Du fédéralisme, on connaît les vertus, ramassées par Nicolas Schmitt de l’Institut du Fédéralisme en Suisse : «Bien géré, le fédéralisme comporte de nombreux avantages. À l’inverse, sa fragilité le rend vulnérable aux ambitions humaines et aux dysfonctionnements les plus divers. Système de gouvernement pratique et efficace, le fédéralisme permet notamment de gérer avec succès de grands États ou des pays marqués par la diversité ethnique, linguistique ou culturelle».
Voir le fédéralisme autrement. Oublier la fâcheuse, malencontreuse, triste, déplorable, irresponsable, instrumentalisation de 1991, qui a durablement diabolisé le mot de fédéralisme, dont on n’a même jamais évoqué le concept. En 1991, pour rappel, un régime aux abois avait «créé» le phénomène de fédéralisme chez des populations qui n’en avaient jamais entendu parler. En 2002, la même démarche de «Cinq contre Une» avait été exhumée, entretenant dans les esprits un malentendu fondamental, des rancoeurs tenaces, et une méfiance viscérale.
C’est pourtant comme la Constitution : elle est ce qu’en font ses acteurs, gouvernants comme gouvernés. Là, des constitutions vieilles de deux siècles restent tandis que les présidents passent. Ici, un référendum constitutionnel taille une constitution sur mesure à chaque dirigeant tous les cinq ans.
Le fédéralisme est un mécanisme tout en équilibre dont la fortune dépend grandement de la bonne volonté des gouvernants, qui ne doivent pas le court-circuiter, comme de l’implication des gouvernés, qui ont obligation de l’alimenter chaque jour de leur consentement à l’unité dans la diversité.
Ce que le temps aura permis d’instaurer, lentement mais sûrement, en Suisse ou aux États-Unis, l’éducation permanente au fédéralisme devra y suppléer dans un pays comme Madagascar dont la culture politique n’est pas la plus grande vertu de la population. Mieux les Malgaches seraient éduqués, avec la masse critique d’une classe moyenne intellectuelle, culturelle et économique, plus facilement des concepts complexes seraient compris et adoptés. Épuiser la logique de la décentralisation, pousser à l’extrême limite de la confiance le principe d’autonomie : développer le tout, ne pas laisser un centre étouffer de sa propre obésité au milieu d’un archipel d’îlots, exsangues, enclavés, perdus.

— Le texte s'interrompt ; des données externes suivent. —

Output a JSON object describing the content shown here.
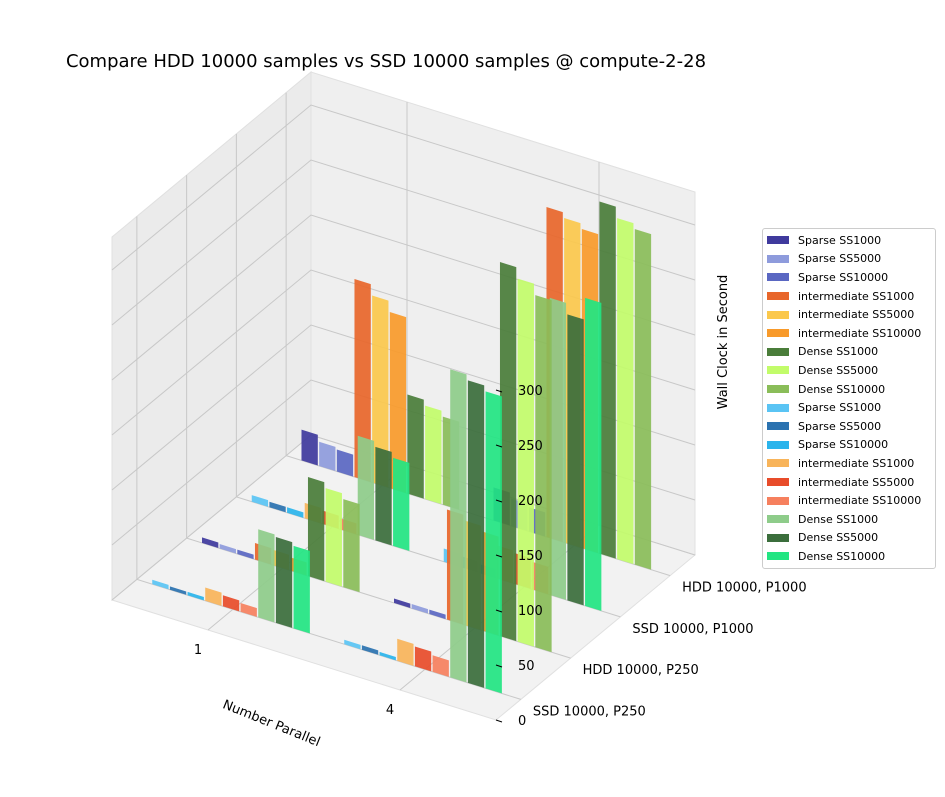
{
  "chart_data": {
    "type": "bar3d",
    "title": "Compare HDD 10000 samples vs SSD 10000 samples @ compute-2-28",
    "xlabel": "Number Parallel",
    "ylabel": "",
    "zlabel": "Wall Clock in Second",
    "x_ticks": [
      "1",
      "4"
    ],
    "y_ticks": [
      "HDD 10000, P1000",
      "SSD 10000, P1000",
      "HDD 10000, P250",
      "SSD 10000, P250"
    ],
    "z_ticks": [
      0,
      50,
      100,
      150,
      200,
      250,
      300
    ],
    "zlim": [
      0,
      330
    ],
    "series": [
      {
        "name": "Sparse SS1000",
        "color": "#3f3a9d",
        "group": "HDD",
        "values": [
          [
            5,
            4
          ],
          [
            28,
            30
          ]
        ]
      },
      {
        "name": "Sparse SS5000",
        "color": "#8e9bdc",
        "group": "HDD",
        "values": [
          [
            4,
            4
          ],
          [
            22,
            25
          ]
        ]
      },
      {
        "name": "Sparse SS10000",
        "color": "#5a67c2",
        "group": "HDD",
        "values": [
          [
            4,
            4
          ],
          [
            20,
            22
          ]
        ]
      },
      {
        "name": "intermediate SS1000",
        "color": "#e8662a",
        "group": "HDD",
        "values": [
          [
            15,
            100
          ],
          [
            180,
            300
          ]
        ]
      },
      {
        "name": "intermediate SS5000",
        "color": "#fbc84c",
        "group": "HDD",
        "values": [
          [
            14,
            95
          ],
          [
            170,
            295
          ]
        ]
      },
      {
        "name": "intermediate SS10000",
        "color": "#f89a2a",
        "group": "HDD",
        "values": [
          [
            12,
            90
          ],
          [
            160,
            290
          ]
        ]
      },
      {
        "name": "Dense SS1000",
        "color": "#4a7d3a",
        "group": "HDD",
        "values": [
          [
            90,
            340
          ],
          [
            90,
            320
          ]
        ]
      },
      {
        "name": "Dense SS5000",
        "color": "#c2fc6a",
        "group": "HDD",
        "values": [
          [
            85,
            330
          ],
          [
            85,
            310
          ]
        ]
      },
      {
        "name": "Dense SS10000",
        "color": "#8abd59",
        "group": "HDD",
        "values": [
          [
            80,
            320
          ],
          [
            80,
            305
          ]
        ]
      },
      {
        "name": "Sparse SS1000",
        "color": "#5ac4f4",
        "group": "SSD",
        "values": [
          [
            4,
            4
          ],
          [
            6,
            12
          ]
        ]
      },
      {
        "name": "Sparse SS5000",
        "color": "#2a72b0",
        "group": "SSD",
        "values": [
          [
            3,
            4
          ],
          [
            5,
            10
          ]
        ]
      },
      {
        "name": "Sparse SS10000",
        "color": "#2ab4ec",
        "group": "SSD",
        "values": [
          [
            3,
            3
          ],
          [
            5,
            8
          ]
        ]
      },
      {
        "name": "intermediate SS1000",
        "color": "#f8b45a",
        "group": "SSD",
        "values": [
          [
            12,
            20
          ],
          [
            14,
            30
          ]
        ]
      },
      {
        "name": "intermediate SS5000",
        "color": "#e84c2a",
        "group": "SSD",
        "values": [
          [
            10,
            18
          ],
          [
            12,
            28
          ]
        ]
      },
      {
        "name": "intermediate SS10000",
        "color": "#f6805e",
        "group": "SSD",
        "values": [
          [
            8,
            15
          ],
          [
            10,
            25
          ]
        ]
      },
      {
        "name": "Dense SS1000",
        "color": "#8ecc8a",
        "group": "SSD",
        "values": [
          [
            80,
            280
          ],
          [
            90,
            270
          ]
        ]
      },
      {
        "name": "Dense SS5000",
        "color": "#3b6e3c",
        "group": "SSD",
        "values": [
          [
            78,
            275
          ],
          [
            85,
            260
          ]
        ]
      },
      {
        "name": "Dense SS10000",
        "color": "#22e582",
        "group": "SSD",
        "values": [
          [
            75,
            270
          ],
          [
            80,
            280
          ]
        ]
      }
    ],
    "grid": true,
    "legend_position": "right"
  }
}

On n’effacera certainement pas d’un coup de décret magique, soixante ans (1958-2018) de république unitaire. Sans compter la mentalité et les réflexes induits chez de nombreuses générations qui avaient vécu le proconsulat colonial (1896-1958) succédant à l’autocratie monarchique (depuis le concept de Manjakatsiroa jusqu’à la capitulation du 30 septembre 1895), dans le cadre d’un «Fanjakana» justement fanjakana parce qu’il était centripète. Nous sommes les héritiers «tsy fidiny» (à l’insu de notre volonté) de ces arrière-arrière-grands-parents eux-mêmes enfants des Ntaolo.
Le concept de fédéralisme semble pourtant sous-jacent dans la psychologie des mots indonésiens «fukun» (foko) et «tukun» (toko), qui ont voyagé avec nos lointains ancêtres pour imprégner notre société d’une diaspora sans esprit de retour. Jusqu’au nom de cette capitale, Antananarivo, la ville-des-mille-villages du quant-à-soi, chaque rue traçant la frontière d’un quartier dédié, mais le tout cohabitant en invoquant l’entraide et la solidarité du «Fihavanana», contre l’intrus du dehors, l’Autre, ce trop différent, ce vrai étranger.